Asthma Flashcards
Define asthma? What are the classical symptoms of asthma?
Paroxysmal reversible obstruction of the airways due to bronchospasm and excessive secretion plugging airways.
An episodic wheeze often precipitated by (having a cold, hay fever or exercise)
A cough classically worse at night.
During an acute attack:
- Wheeze
- Breathlessness
- Tachycardia
- Accessory muscle breathing
What is the difference between early and late onset asthma? How do they clinically present?
Early onset asthma is asthma which presents in childhood and is more likely to be triggered by allergens.
Clinically it presents with episodic wheeze and a night cough.
Late onset asthma is asthma which presents in adulthood. Triggers include: Colds and viral infections Exercise Hormonal changes Irritants (smoking)
May just present with SOB an asthma attack.
Asthma associated with occupation is known as occupational asthma. It is important to identify as the trigger is found in the workplace.
Outline the common precipitants of an asthma attack?
Infections
Exercise
Allergens (House dust mite, moulds/pollen, animals, medicines)
Smoking and Cigarette Fumes
Describe the ABG findings you might see in someone with an acute asthma attack?
Initially there may be an alkalosis due to hyperventilation, Carbon dioxide will be low oxygen will be normal or low.
In severe asthma attacks the patient will start to tire therefore the respiration rate will decrease and the CO2 will be retained, eventually causing an acidosis. This will be type 2 respiratory failure.
Describe the morphology of asthma?
The airways in asthma are occluded by tenacious plugs of exudate and mucus.
There is increased inflammatory infiltrate comprising “activated” lymphocytes and eosinophils.
There is enlargement of bronchial smooth muscle, particularly in medium-sized bronchi.
What are the pathological consequences of asthma?
Complications mostly relate to acute exacerbations:
Secondary pneumonia.
Pneumothorax.
Pneumomediastinum.
Respiratory failure and arrest following an attack.
What are the clinical features of a moderate asthma attack?
Increasing symptoms
PEF >50-75% best or predicted
No features of acute severe asthma
What are the features of a severe asthma attack?
PEF less than 50% Respiratory rate more than 25 O2 greater than or equal to 92% HR more than 110 Broken speech
What are the features of a life threatening asthma attack?
PEF less than 33%
O2 less than 92%
PaO2 less than 8
Normal PaCO2
Silent chest
Decreased RR
Cyanosis
Altered consciousness
Hypotension
Arrhythmia
What is in each of the following inhalers contain?

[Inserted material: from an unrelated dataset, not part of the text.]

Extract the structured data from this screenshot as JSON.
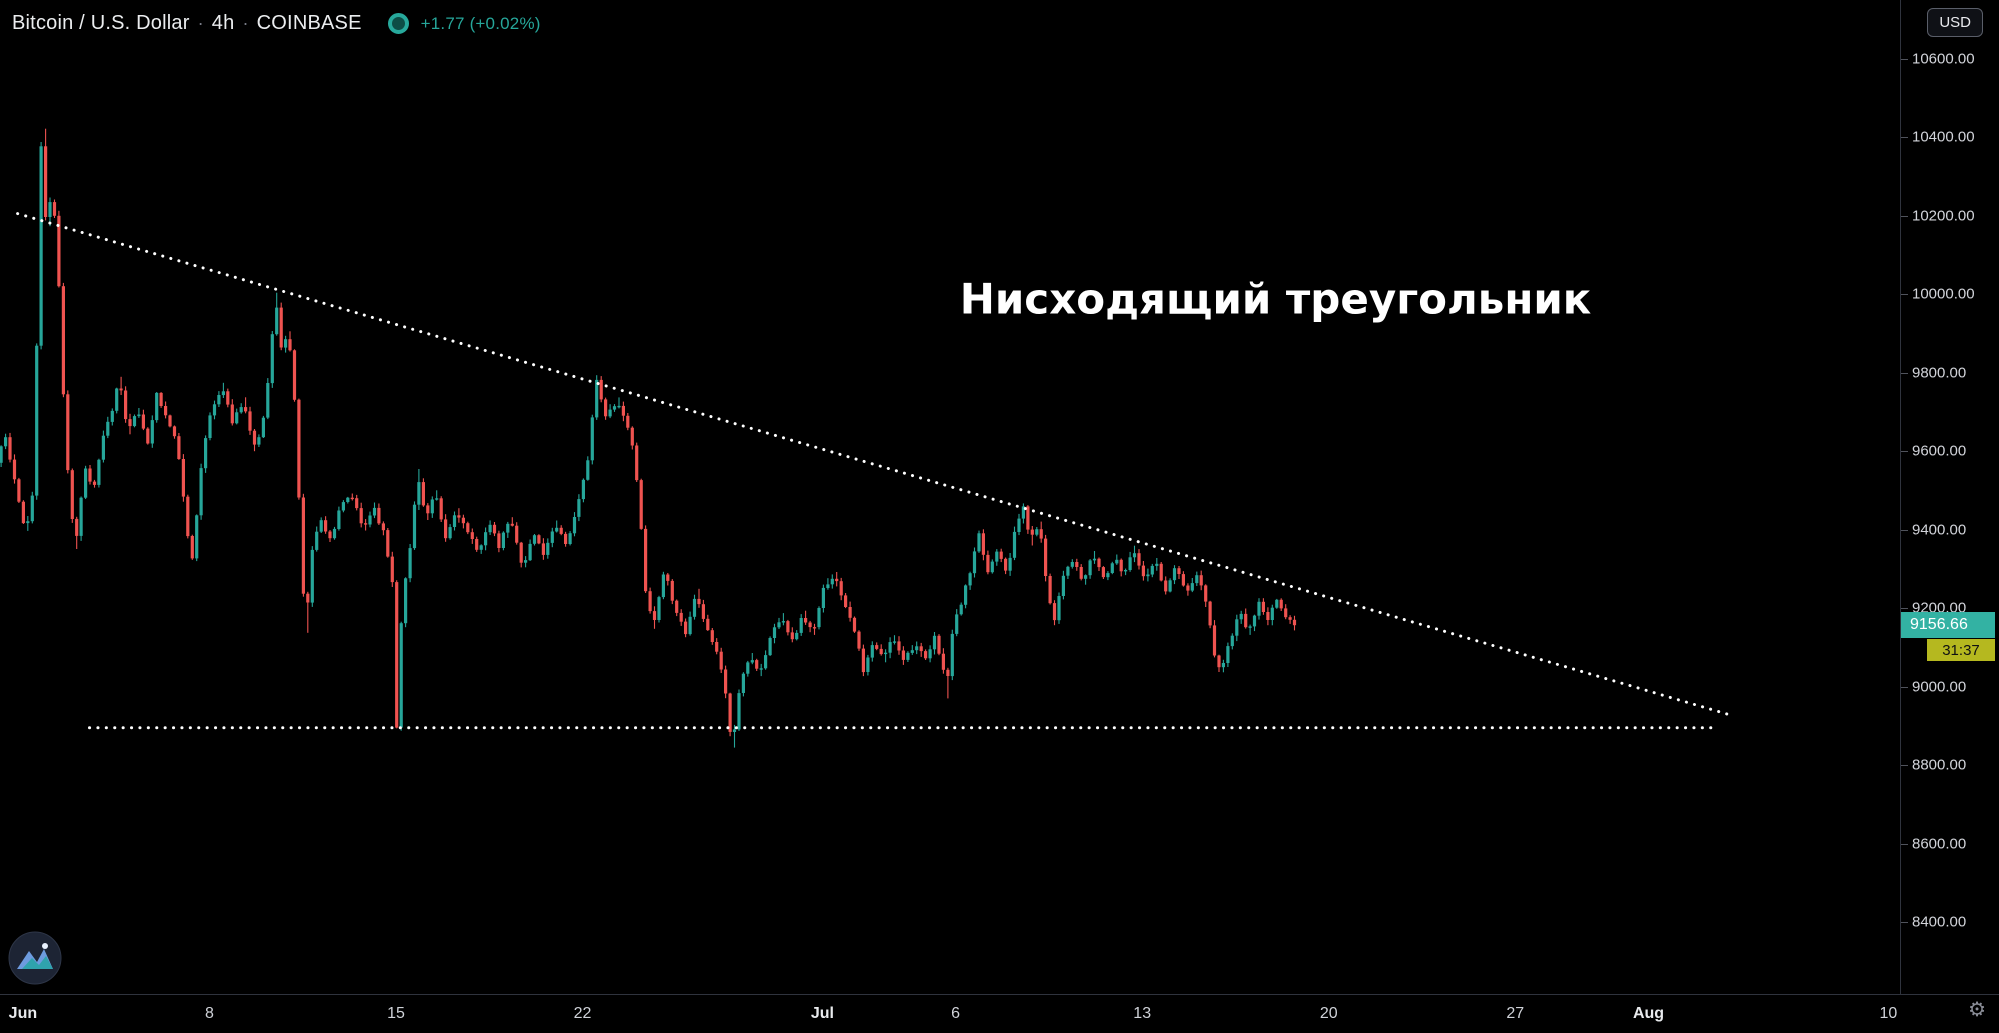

blue, brown, purple, green, orange, grey
Blue: salbutamol
Brown: beclametasone
Purple: salmeterol + fluticasone (seretide)
Green: salmeterol
Orange: fluticasone (alternative inhaled corticosteroid)
Grey: ipratropium bromide
Describe the acute management for a patient presenting with an asthma attack?
A to E assessment
Oxygen
Nebulised salbutamol 5mg given every 10 mins
All patients should receive corticosteroids:
-40mg of Prednisolone po
OR
-100mg IV hydrocortisone
If no benefit add in:
-Ipratropium nebulisers 0.5mg 4-6hrly
No improvement speak to anaesthetics/ITU:
- IV Magnesium sulphate
- IV salbutamol
- IV aminophylline
- ET tube
What is the stepwise approach used to treat non acute asthma?
Step 1: Salbutamol PRN
Step 2: INH Steroid (Betclametasone)
Step 3: 4-8 week trial of LRTA
Step 4: add LABA; stop LRTA is no benefit
step 5: MART
Step 6; increase ICS
LTRA: Montelukast (tablets)
LAMA: Tiotropium bromide
Describe the mechanism of action of short and long acting beta agonists?
Sympathetic: (running from a tiger, you need air)
B2 receptors stimulate bronchodilatation.
Short acting beta agonists stimulate the B2 receptors which cause cAMP to be released causing bronchodilation and help to relieve symptoms.
LABA’s work in the same way however they are used as long term preventers rather than relievers.
Describe what sort of drugs xanthine’s are? What are the important prescribing points and give examples?
They are bronchodilators. They act by inhibiting phosphodiesterase which breaks down cAMP, there is therefore more cAMP and more bronchodilatation.
Oral = theophylline IV = aminophylline (emergencys)
Note has a narrow TI, many drug interactions and may cause hypokalaemia particularly if used with B2 agonists.
Describe how glucocorticoid steroids are helpful in asthma and their mechanism of action?
Preventative:
Anti-inflammatory by activation of intracellular receptors leading to:
-altered gene transcription (decrease cytokine production)
-production of lipocortin
Lipocortin inteferes with arachidonic acid production which is involved in the production of prostoglandins and leukotrienes.
Net result reduces leukotrienes and prostoglandins.